大家的动作稀松平常,没有人说话,沉默得甚至都有些阴暗扭曲了。
思晏将一切看在眼底。仿佛没有人责怪她,但大家绝口不提那样狠毒的一刀,又仿佛都在责怪她,只是迫于形势,隐忍不发。
她垂下睫羽,掩饰眸中的湿意,开口叙述,净是喑哑:
“我独自在狼漠镇长大,那里毗邻北阖,随时会受到绝杀道的骚扰,我孤身幼弱,被掳去实在不稀奇。我在绝杀道的师父是一名快要退休的老手,他有意收心积德,见我可怜,便收养了我,一边教我如何使用刺刀,发生歹事时好将对方一击毙命,一边却保我不参与绝杀道内的刺杀行动,偶尔一些望风凑数的任务交给我,我过得还算清闲安宁。
“但我也常常看到杀完人回来的弟兄们,满身是血,断手残足,肠腹拖沓。他们忌恨我的悠哉快活,要与我切磋筋骨,生死搏命,有时候我受伤,有时候他们受伤,伤筋动骨、鲜血飞溅之事常有。因我时常去胡元戏班做工,有手茧、有身手、会受伤,都是常事,没人会怀疑。
“可我厌倦这样的生活,师父的头发花白了,也再护不住我几年,既然我没有杀过人,那我脱离绝杀道,有何不可?这时候我遇到了虞斯,他将我的身世说与我听。那时候我真的很高兴,仿佛得了救赎,只想着把虞斯赠我的珠宝都献给师父,然后带着他一起赶紧离开狼漠镇,去樊京过好的生活。
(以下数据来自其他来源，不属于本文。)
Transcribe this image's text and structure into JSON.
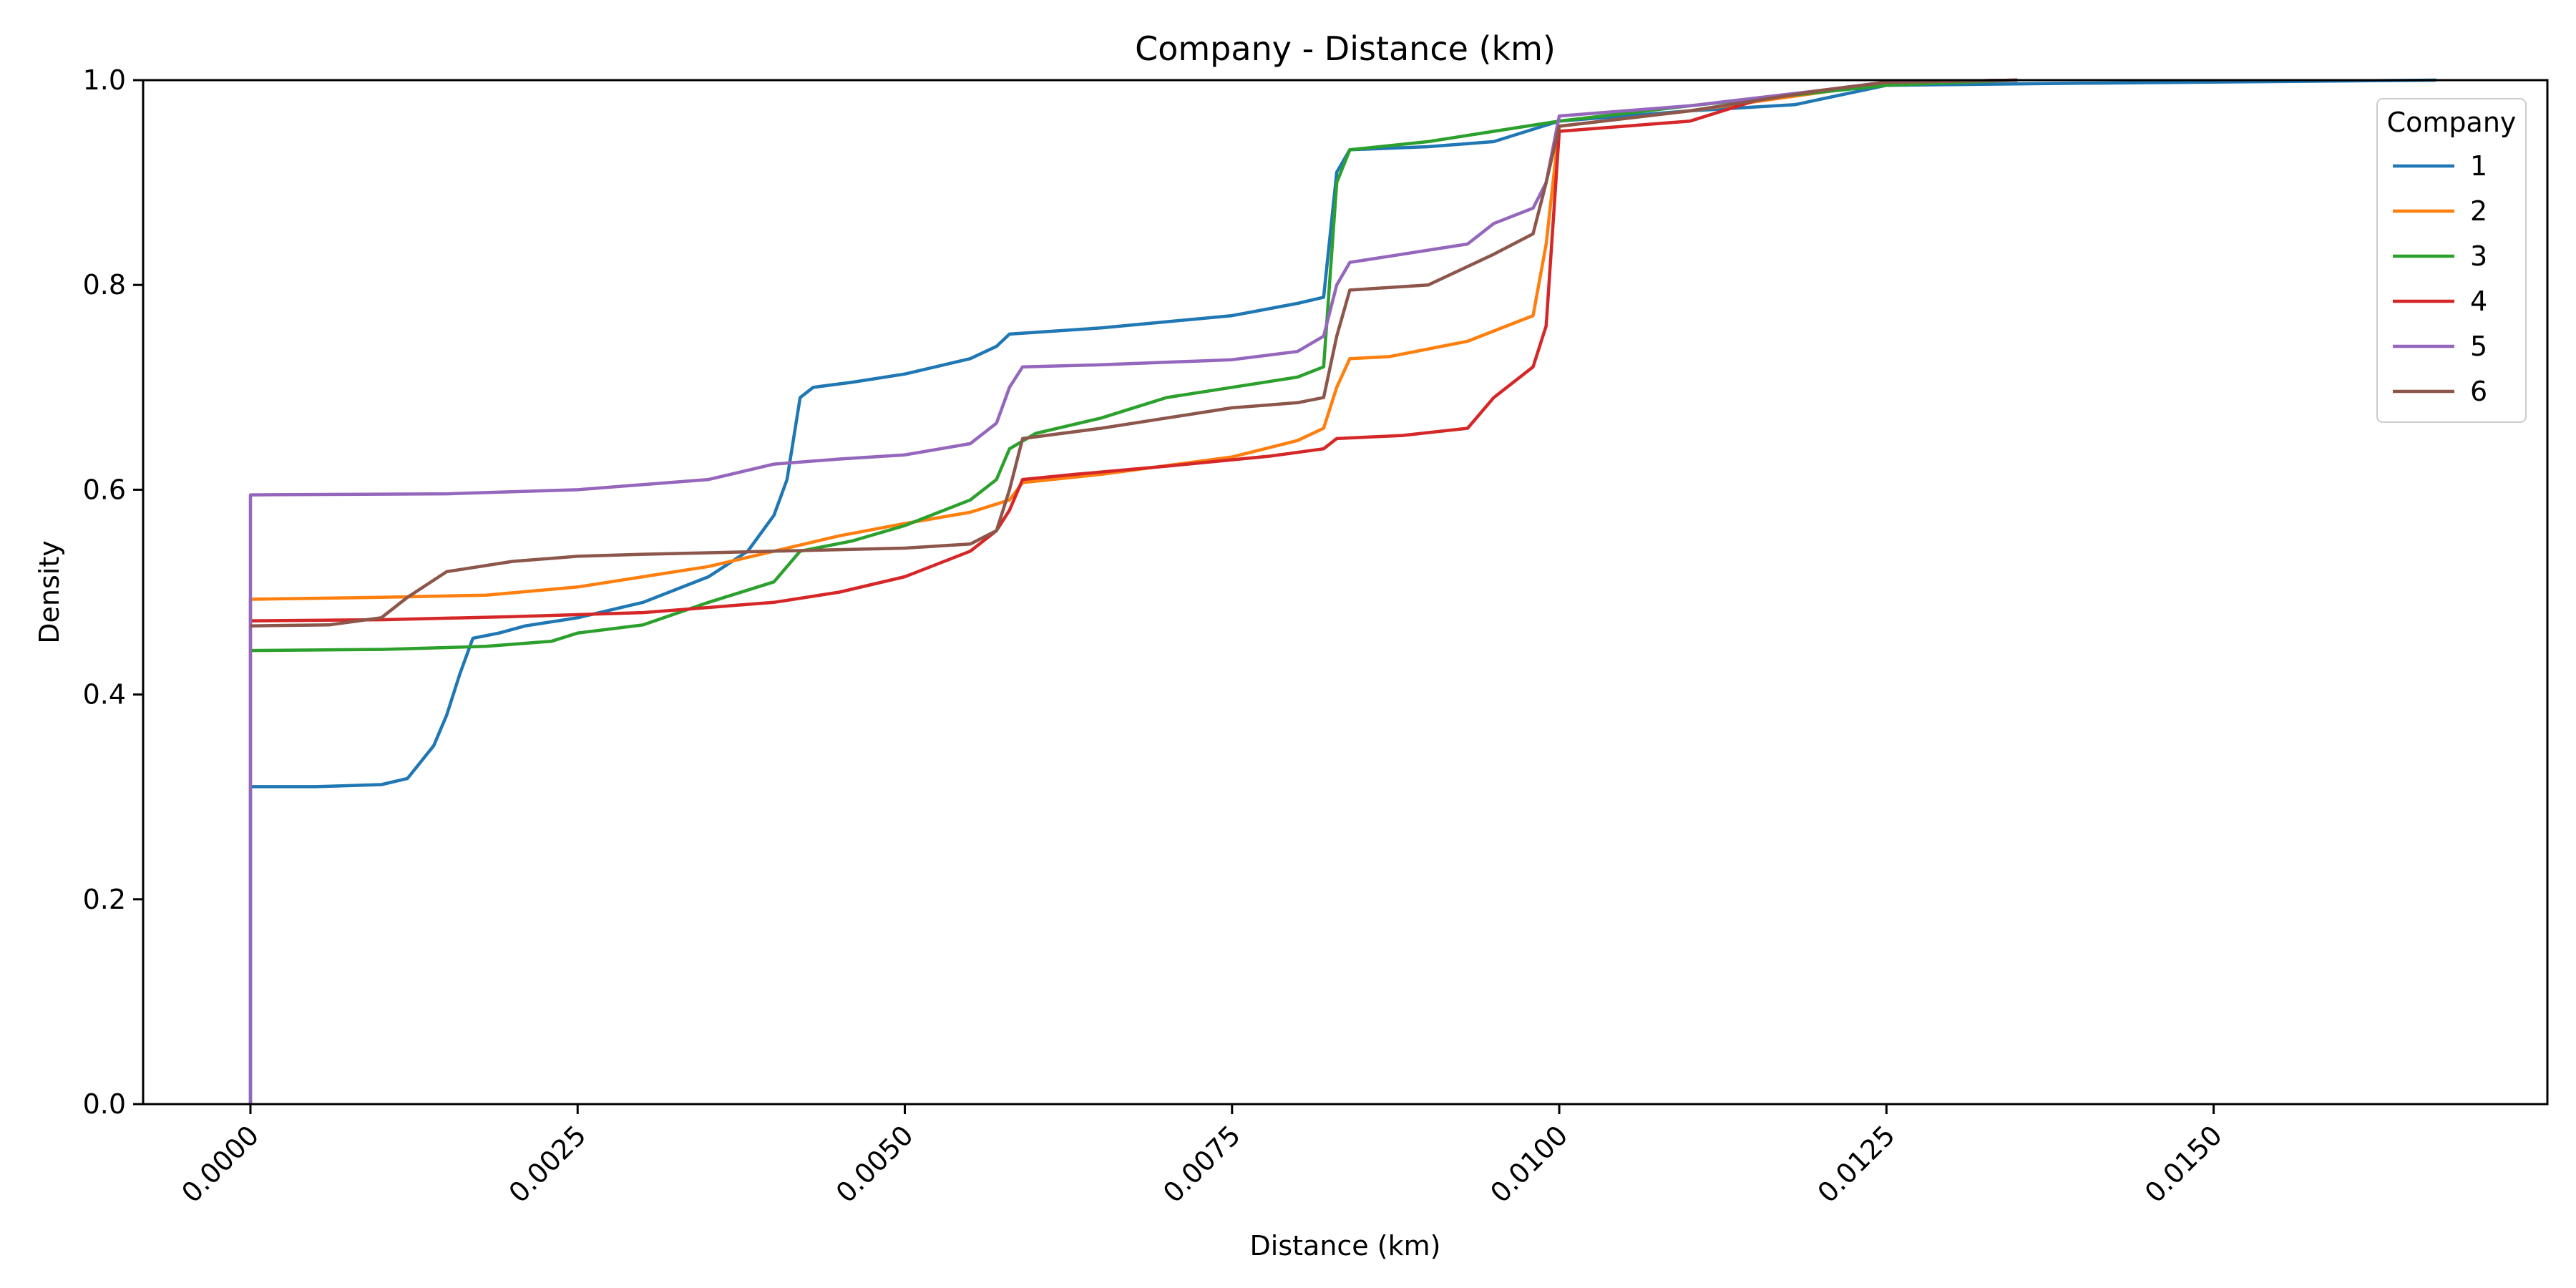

“师父说自己半截身子已入黄土,不折腾了,让我走吧,去过好日子,所以我就独身跟着虞斯来了樊京,可我得知他十分警惕在樊京作乱的绝杀道,终究担忧他介怀我从前的出身,不敢将自己待过绝杀道的事告诉他,也惧怕他有一日察觉我会使刺刀,幸而男女有防,很多细节都因为他对待‘妹妹’的宽容小心而避过了。
“但没过多久,绝杀道托金玉堂给我送来了一封密函,对我颁布了第一个杀人任务。我十分疑惑,因我分明已脱离,来到了樊京,他们怎么还要找我?当我看到我要刺杀的对象是太子时,隐约明白,那必然是一笔让各位长老都心动不已的巨款,而找到我,是因为我如今的闺秀身份,要得手比他们容易得多。而且,一旦得手,我已非道中人,轻易查不到绝杀道的头上。